We anticipate this level of activity to generate approximately $16 million in fees to be amortized to interest income over the five-year repayment schedule or accelerated into income upon full forgiveness. The combination of increased deposits and restrained loan growth has led to even further increase liquidity.
To partially mitigate this, we significantly increased our pace of securities purchases during the quarter, resulting in a $269 million increase in total securities balances. And as a more modest deployment of liquidity, we also made an additional $40 million BOLI investment during the quarter.
Net interest income of $95.6 million grew by 4.5% compared to the prior quarter.
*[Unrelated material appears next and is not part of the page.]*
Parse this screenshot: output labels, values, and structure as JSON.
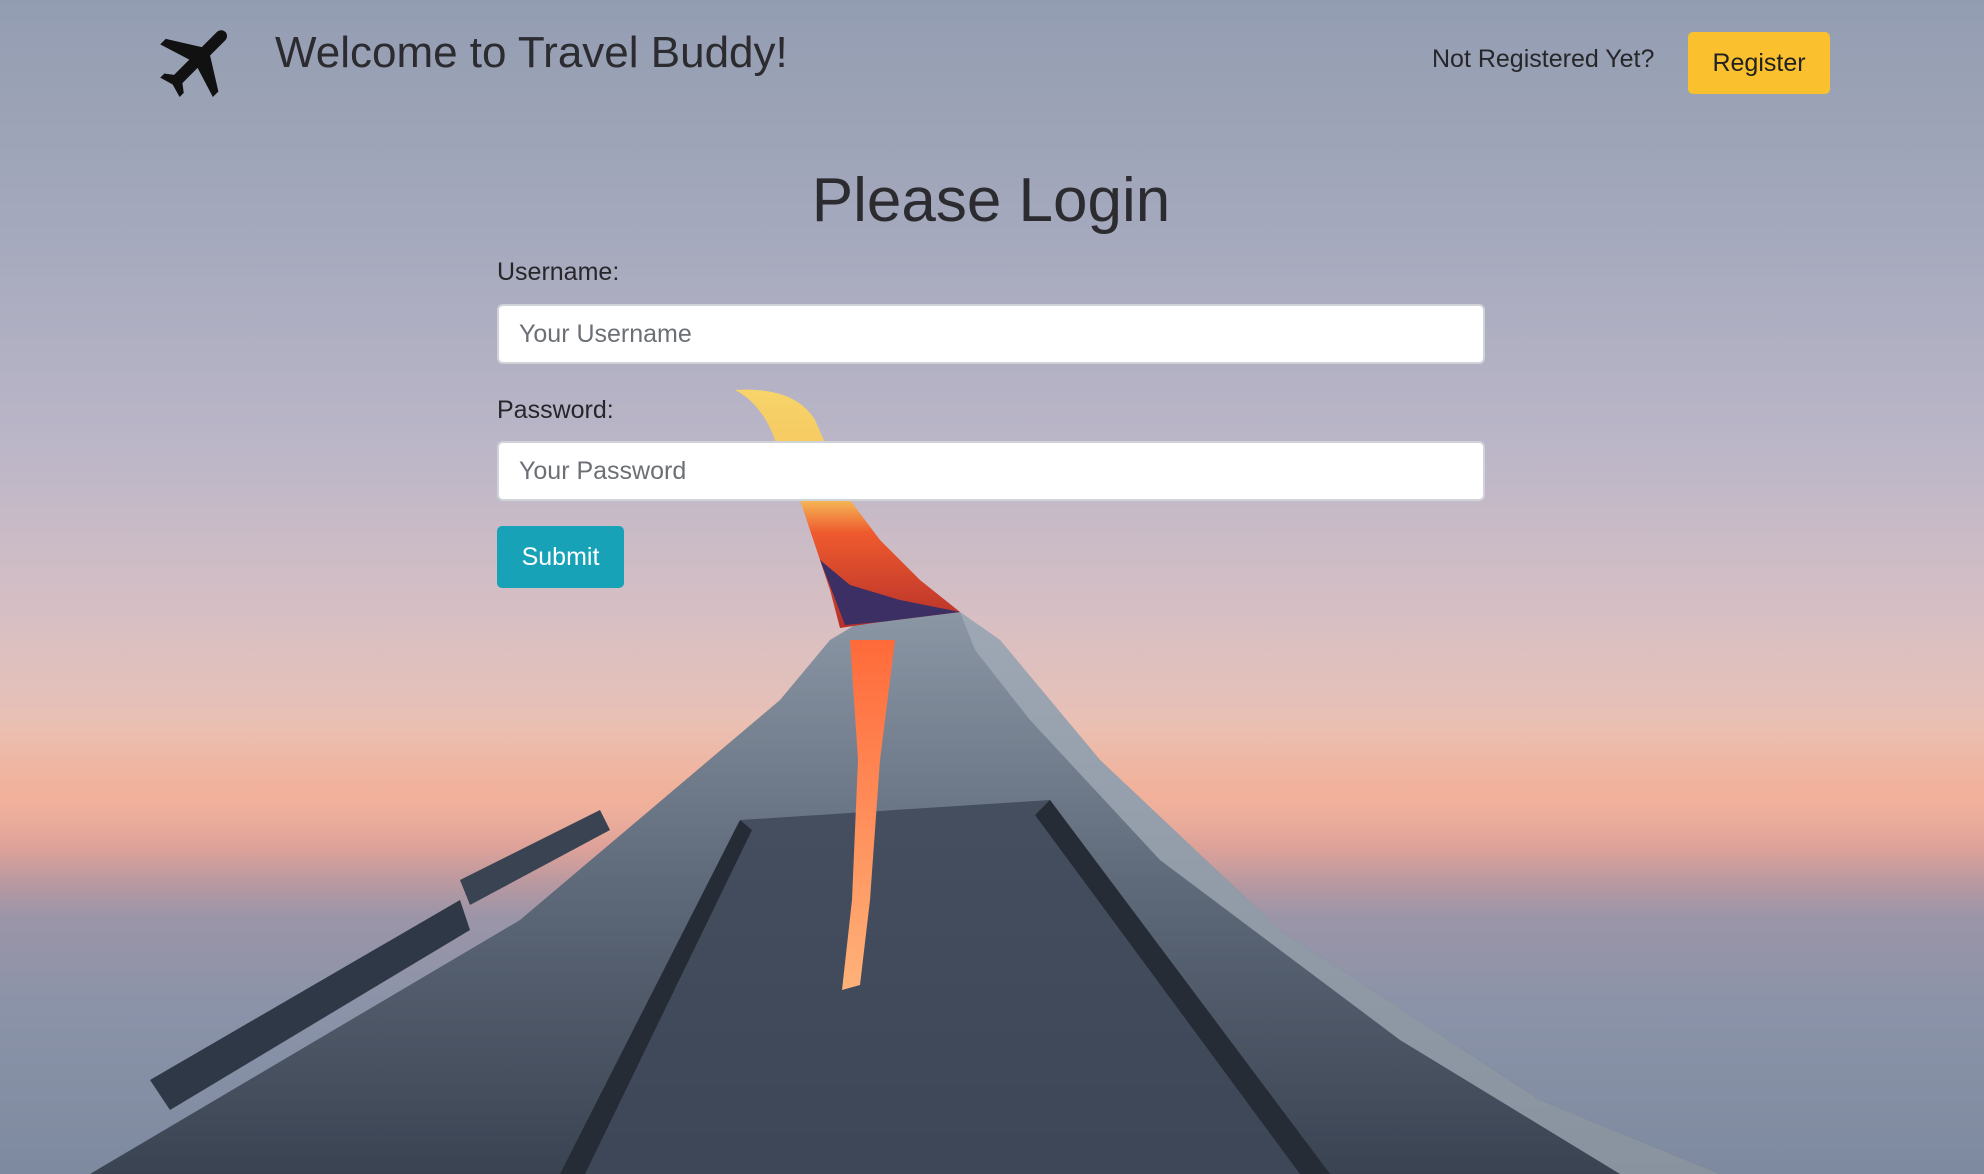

Consistent with prior quarters, our earnings release includes a roadmap of the non-recurring margin components to help identify core margin trends.
The first quarter reported margin of3.25% increased 15 basis points in the prior quarter and benefited from the recognition of approximately $9.5 million of fees accelerated by the full forgiveness of PPP loans.
Excluding those fees and other items, as noted in Appendix B, the core margin remained relatively stable, with core loan yields contracting modestly, while the runoff of time deposits and other pricing changes further reduced the cost of deposits to 10 basis points for the quarter.
Also noteworthy regarding the core margin, we entered into another $100 million of macro level one month LIBOR fixed rate hedges, two separate $50 million positions, taking advantage of the recent steepness in the yield curve. Based on current one month LIBOR rates, the transactions result in a pickup of approximately 110 basis points in yield on the $100 million.
The negative $2.5 million in provision is reflective of a few key components worth highlighting. Number one, net charge-offs for the quarter were $3.3 million, in line with expectations and deemed to be included in the prior reserve build.
Outstanding loan balances decreased during the quarter, asset quality metrics continue to remain strong across the board, and overall, macroeconomic data included in the CECL model and continues to improve.
Total loan deferrals of $221 million at March 31, 2021, are up slightly from the prior quarter as expected, as they include a portion of accommodation industry modifications that were in the process of being renewed when we last reported. Total deferral balances equate to a low 2.4% of the total portfolio, with 74% of the balance concentrated in the accommodation industry.
Non-performing loans decreased $7.6 million or 11.5%, with the recent positive development of an additional $8.4 million of that quarter end balance being paid off in full further reducing the nonperforming totals heading into Q2.
Non-interest income decreased $2.2 million or 8.1%, a strong wealth management results and solid mortgage banking income were offset by reductions in swap income, equity securities income and other smaller items.
As a side note regarding wealth management, we crossed a great milestone of $5 billion in assets under administration ending the quarter at $5.2 billion. Excluding one-time costs in the prior quarter, non-interest expense increased a modest 1.7%.
Lastly, the tax rate of 22.3% for the first quarter benefited from $1.4 million of discrete benefits associated with low income housing tax credit investments and equity compensation.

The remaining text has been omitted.